L’Afrique sous le joug colonial
La politique coloniale
avait mis en place des structures socio-politiques et économiques susceptibles
de répondre de manière appropriée à ses intérêts. Ces nouvelles structures
ont eu des effets considérables sur l’ensemble des sociétés claniques.
Les populations locales n’acceptaient pas de plein gré ces brusques transformations.
L’Occident qui vivait l’époque des révolutions industrielle avait besoin
de nouvelles sources de matières premières et de nouveaux débouchés pour
ses produits manufacturés. L’Europe Occidentale cherchait également de
nouvelles contrées où elle pouvait s’acheter à meilleur marché une main
d’œuvre abondante, qui permettrait d’accroître le taux de sa plus-value.
Pour réaliser un tel projet, elle avait eu d’abord recours à la violence.

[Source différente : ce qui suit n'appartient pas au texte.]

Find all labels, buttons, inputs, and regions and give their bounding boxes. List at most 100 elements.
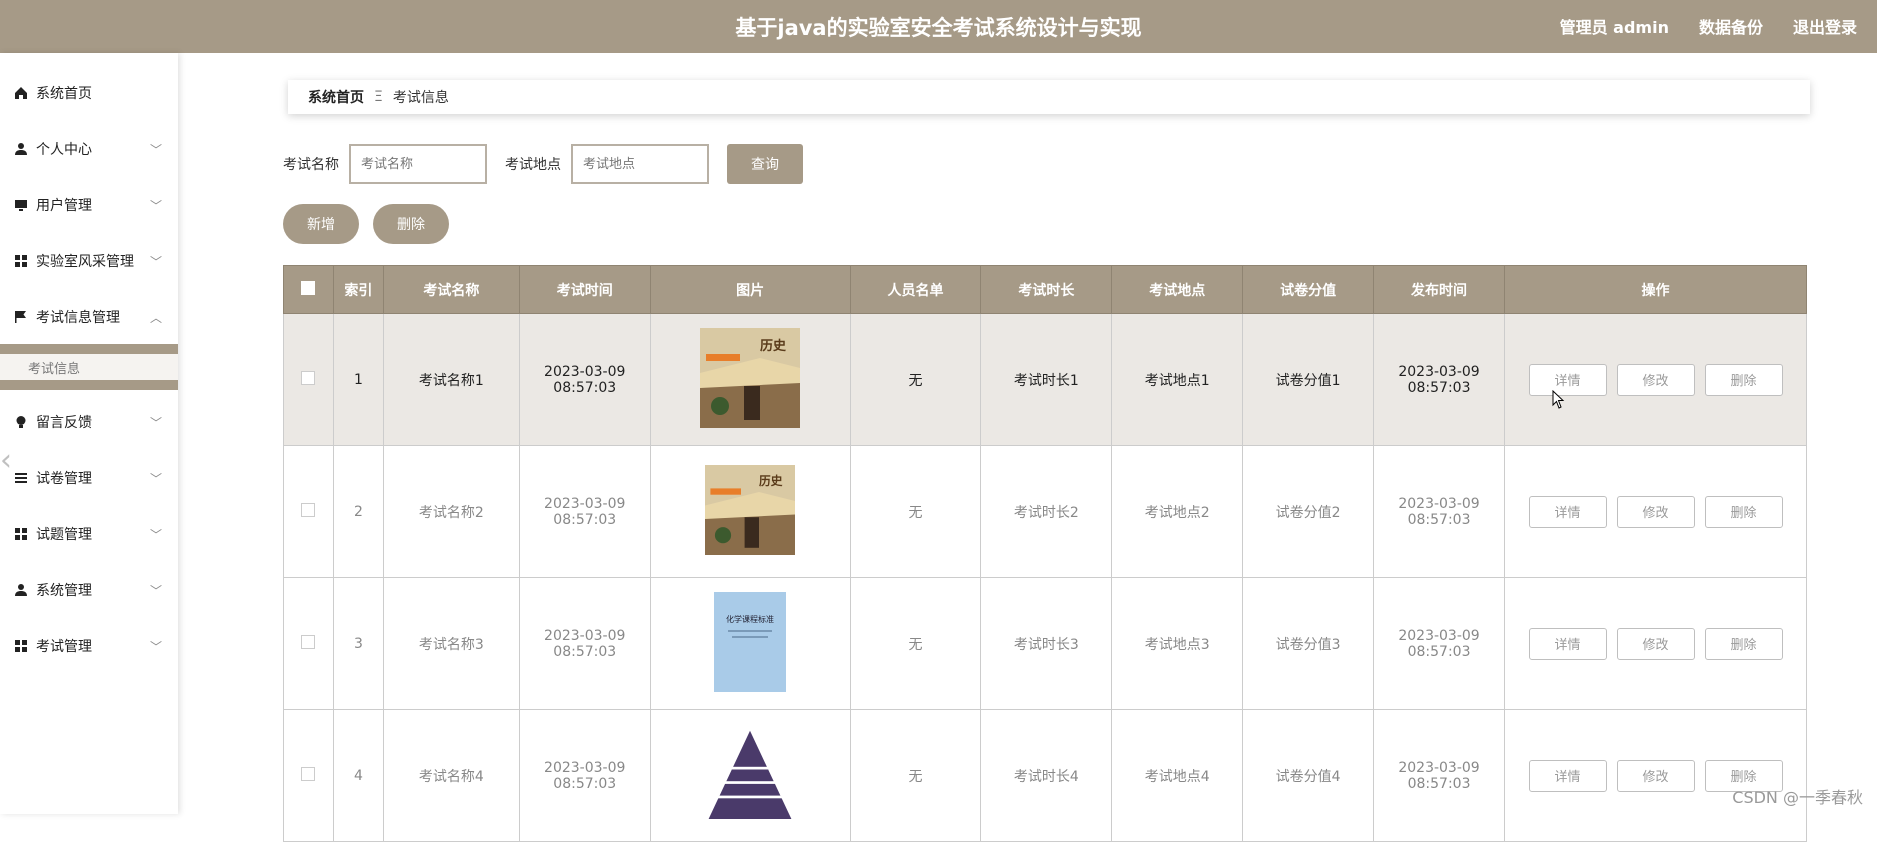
row-checkbox[interactable] — [301, 502, 316, 517]
column-header: 索引 — [332, 265, 384, 314]
duration-cell: 考试时长3 — [980, 577, 1113, 710]
sidebar-item-users[interactable]: 用户管理 ﹀ — [0, 185, 178, 225]
exam-table: 索引 考试名称 考试时间 图片 人员名单 考试时长 考试地点 试卷分值 发布时间… — [283, 265, 1807, 842]
sidebar-item-label: 试卷管理 — [36, 471, 92, 487]
publish-cell: 2023-03-09 08:57:03 — [1373, 577, 1505, 710]
batch-delete-button[interactable]: 删除 — [373, 204, 449, 244]
monitor-icon — [14, 198, 28, 212]
row-select-cell[interactable] — [283, 709, 334, 842]
publish-cell: 2023-03-09 08:57:03 — [1373, 445, 1505, 578]
sidebar-item-label: 用户管理 — [36, 198, 92, 214]
detail-button[interactable]: 详情 — [1528, 759, 1607, 792]
chevron-down-icon: ﹀ — [149, 143, 162, 157]
index-cell: 2 — [332, 445, 384, 578]
table-row[interactable]: 2 考试名称2 2023-03-09 08:57:03 历史 无 考试时长2 考… — [283, 445, 1807, 578]
row-select-cell[interactable] — [283, 577, 334, 710]
name-cell: 考试名称1 — [382, 313, 520, 446]
flag-icon — [14, 310, 28, 324]
score-cell: 试卷分值2 — [1242, 445, 1375, 578]
exam-name-input[interactable] — [349, 144, 487, 184]
publish-cell: 2023-03-09 08:57:03 — [1373, 313, 1505, 446]
duration-cell: 考试时长2 — [980, 445, 1113, 578]
chevron-down-icon: ﹀ — [149, 528, 162, 542]
sidebar-item-papers[interactable]: 试卷管理 ﹀ — [0, 458, 178, 498]
column-header: 考试时长 — [980, 265, 1113, 314]
delete-button[interactable]: 删除 — [1704, 495, 1783, 528]
sidebar-item-label: 个人中心 — [36, 142, 92, 158]
column-header: 考试名称 — [382, 265, 520, 314]
sidebar-item-label: 试题管理 — [36, 527, 92, 543]
sidebar-item-exams[interactable]: 考试管理 ﹀ — [0, 626, 178, 666]
edit-button[interactable]: 修改 — [1616, 495, 1695, 528]
select-all-cell[interactable] — [283, 265, 334, 314]
index-cell: 1 — [332, 313, 384, 446]
exam-place-input[interactable] — [571, 144, 709, 184]
edit-button[interactable]: 修改 — [1616, 759, 1695, 792]
name-cell: 考试名称3 — [382, 577, 520, 710]
mouse-cursor-icon — [1552, 390, 1565, 409]
sidebar-item-lab-showcase[interactable]: 实验室风采管理 ﹀ — [0, 241, 178, 281]
search-bar: 考试名称 考试地点 查询 — [283, 144, 803, 184]
name-cell: 考试名称2 — [382, 445, 520, 578]
add-button[interactable]: 新增 — [283, 204, 359, 244]
column-header: 试卷分值 — [1242, 265, 1375, 314]
chevron-down-icon: ﹀ — [149, 255, 162, 269]
sidebar: 系统首页 个人中心 ﹀ 用户管理 ﹀ 实验室风采管理 ﹀ 考试信息管理 ︿ 考试… — [0, 53, 178, 814]
user-icon — [14, 142, 28, 156]
grid-icon — [14, 639, 28, 653]
admin-user-link[interactable]: 管理员 admin — [1560, 14, 1669, 38]
query-button[interactable]: 查询 — [727, 144, 803, 184]
image-cell — [649, 709, 851, 842]
sidebar-item-personal[interactable]: 个人中心 ﹀ — [0, 129, 178, 169]
watermark: CSDN @一季春秋 — [1732, 788, 1863, 807]
sidebar-item-system[interactable]: 系统管理 ﹀ — [0, 570, 178, 610]
collapse-arrow-icon[interactable]: ‹ — [0, 443, 12, 478]
detail-button[interactable]: 详情 — [1528, 495, 1607, 528]
row-select-cell[interactable] — [283, 445, 334, 578]
score-cell: 试卷分值4 — [1242, 709, 1375, 842]
row-checkbox[interactable] — [301, 766, 316, 781]
duration-cell: 考试时长1 — [980, 313, 1113, 446]
table-row[interactable]: 4 考试名称4 2023-03-09 08:57:03 无 考试时长4 考试地点… — [283, 709, 1807, 842]
breadcrumb-home[interactable]: 系统首页 — [308, 87, 364, 107]
row-checkbox[interactable] — [301, 370, 316, 385]
submenu-exam-info[interactable]: 考试信息 — [0, 344, 178, 390]
exam-place-label: 考试地点 — [505, 157, 561, 173]
operation-cell: 详情 修改 删除 — [1504, 313, 1807, 446]
detail-button[interactable]: 详情 — [1528, 627, 1607, 660]
place-cell: 考试地点1 — [1111, 313, 1244, 446]
sidebar-item-label: 系统管理 — [36, 583, 92, 599]
select-all-checkbox[interactable] — [301, 280, 316, 295]
image-cell: 历史 — [649, 313, 851, 446]
row-select-cell[interactable] — [283, 313, 334, 446]
table-row[interactable]: 3 考试名称3 2023-03-09 08:57:03 化学课程标准 无 考试时… — [283, 577, 1807, 710]
sidebar-item-feedback[interactable]: 留言反馈 ﹀ — [0, 402, 178, 442]
row-checkbox[interactable] — [301, 634, 316, 649]
name-cell: 考试名称4 — [382, 709, 520, 842]
detail-button[interactable]: 详情 — [1528, 363, 1607, 396]
column-header: 考试时间 — [518, 265, 651, 314]
table-row[interactable]: 1 考试名称1 2023-03-09 08:57:03 历史 无 考试时长1 考… — [283, 313, 1807, 446]
column-header: 人员名单 — [849, 265, 982, 314]
sidebar-item-label: 实验室风采管理 — [36, 254, 134, 270]
delete-button[interactable]: 删除 — [1704, 363, 1783, 396]
book-title-text: 化学课程标准 — [726, 614, 774, 624]
sidebar-item-exam-info[interactable]: 考试信息管理 ︿ — [0, 297, 178, 337]
book-cover-history: 历史 — [705, 464, 796, 555]
pyramid-image — [708, 730, 792, 819]
logout-link[interactable]: 退出登录 — [1793, 14, 1857, 38]
delete-button[interactable]: 删除 — [1704, 627, 1783, 660]
score-cell: 试卷分值3 — [1242, 577, 1375, 710]
sidebar-item-questions[interactable]: 试题管理 ﹀ — [0, 514, 178, 554]
sidebar-item-home[interactable]: 系统首页 — [0, 73, 178, 113]
data-backup-link[interactable]: 数据备份 — [1699, 14, 1763, 38]
time-cell: 2023-03-09 08:57:03 — [518, 577, 651, 710]
column-header: 发布时间 — [1373, 265, 1505, 314]
people-cell: 无 — [849, 577, 982, 710]
place-cell: 考试地点3 — [1111, 577, 1244, 710]
column-header: 图片 — [649, 265, 851, 314]
chevron-up-icon: ︿ — [149, 311, 162, 325]
edit-button[interactable]: 修改 — [1616, 363, 1695, 396]
edit-button[interactable]: 修改 — [1616, 627, 1695, 660]
image-cell: 化学课程标准 — [649, 577, 851, 710]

Elle est parvenue ainsi, grâce à sa supériorité technique, à se soumettre
la majeure partie du continent africain. La conquête militaire avait précédé
la domination politique. L’administration
coloniale prépara d’abord un cadre politique favorable à l’établissement
des entreprises capitalistes. Elle commença par la transformation de structures
socio-politiques en vue de la consolidation de son autorité. La nouvelle
organisation socio-politique eut des répercussions aussi bien sur les
ressources matérielles que sur les représentations symboliques du pouvoir
traditionnel. Dans
le cadre de l’organisation politique ou administrative locale, l’administration
coloniale procéda au renforcement des différents groupes linguistiques
et culturels dans une même unité sociale de vie collective. Un tel regroupement
posa de problèmes relatifs au contrôle des territoires de chasse, de pêche,
de cueillette et d’agriculture. Ces problèmes devinrent très aigus au
niveau de l’ancienne représentation collective de l’autorité et du pouvoir.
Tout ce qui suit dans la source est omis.